John Bungey
Attend an evening with Andre Agassi
What makes a memorable jazz and blues festival? Is it the sight of apparently respectable middle-aged men dancing themselves to a frenzy as Jack Bruce’s latest power trio thunders through Sunshine of Your Love? Is it the sound of a 79-year-old saxophone player, who long ago left home to make his name in the States, back leading a starry big band through Duke Ellington? If he wasn’t a miner’s son from Lochgelly who supports Cowdenbeath FC, you’d swear that Joe Temperley was misty-eyed. Or maybe it’s just the spectacle of a New Orleans jazz parade given a Scottish twist, a blur of noise and colour, winding its way to the Grassmarket.
Held over ten days in early August, the Edinburgh Jazz and Blues Festival can seem like a warm-up act for the main event, the International Festival and its unruly offspring, the Fringe. But in almost any other city, with close to 100 shows, the jazz festival would be a self-contained headliner. The festival is bigger than Brecon’s and Cheltenham’s, second only to London in November. About 22,000 tickets were sold this year, with 20-25,000 attending free events.
The festival featured the trumpet virtuosity of Roy Hargrove and such dependable party starters as Courtney Pine and Jools Holland. But Roger Spence, one of the event's two producers, says it is a different beast from, say, London’s. The audience is mainly local and while a London promoter can put on a big star and be sure he will get 3,000 people prepared to pay up to £50, Edinburgh can’t compete.

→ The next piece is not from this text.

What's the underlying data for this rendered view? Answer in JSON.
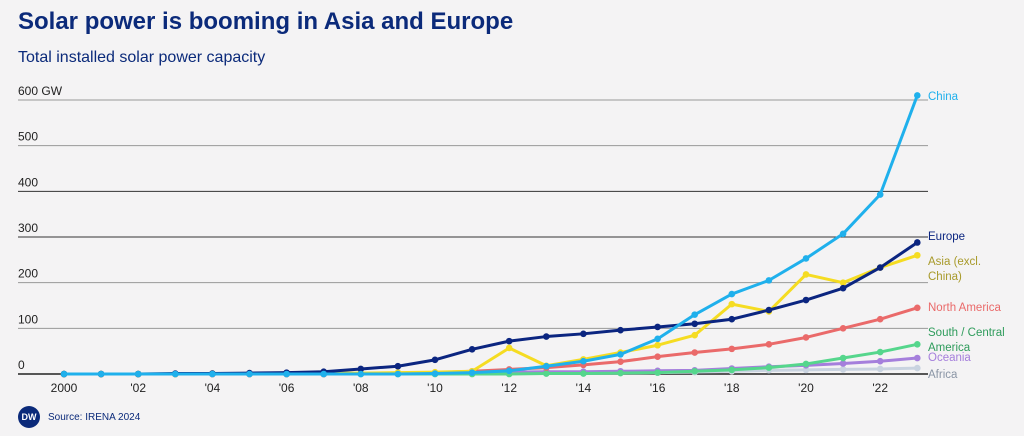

The alternative is to create a festival with one-off musical meetings that audiences can’t see elsewhere. Thus Temperley, the only non-American in Wynton Marsalis’s big band, came over with a fearsomely talented 17-year-old saxophonist from Seattle, Carl Majeau, who played with local musicians. Dick Hyman, veteran pianist and Woody Allen’s favoured music arranger played ragtime and swing, but he also performed a concert on harpsichord, crossing over into early classical music. Eric Miyashiro, a stunning lead trumpeter with the Japanese big band No Name Horses, also joined Temperley’s Ellington big band.
Spence says: “One massive artistic highlight was the Kevin Mackenzie/Loren Stillman Quartet concert, which was one of the most exciting I’ve heard in many, many years. Stillman is a musician who has been coming to Edinburgh for ten years or so from the USA and he has developed a rapport with a number of Scottish musicians.
“The way the jazz scene is at the moment, the 'industry' is failing to spot many of the most creative musicians, and Stillman is without question a major player in jazz today. Having said that, all the musicians in the group – Kevin Mackenzie, Aidan O’Donnell, and Alyn Cosker - played at an astonishing level. It was one of those concerts that will stand out as one of the great creative achievements of my life as a promoter.”
It helps that the festival features so many local musicians. The Scottish Government is keen to promote homegrown talents and the jazz line-up has proportionately many more than the international festival. This meant there were funds to create and rehearse an Edinburgh Jazz Festival Orchestra, which featured in concerts overseen by Temperley and pianist Dave Milligan.
It helps too, that as a host town, Edinburgh is an overachiever for culture, heritage and character. One of my most vivid memories this year occurred offstage. Walking up Canongate one afternoon I became aware of a dog intermittently howling. The noise rose and fell for no apparent reason. Then the dog’s owner passed and explained that it was the sound of bagpipes that set her pet off. Canongate is full of tourist shops blaring out bagpipe CDs. Happily, the sounds on stage were a lot more musical.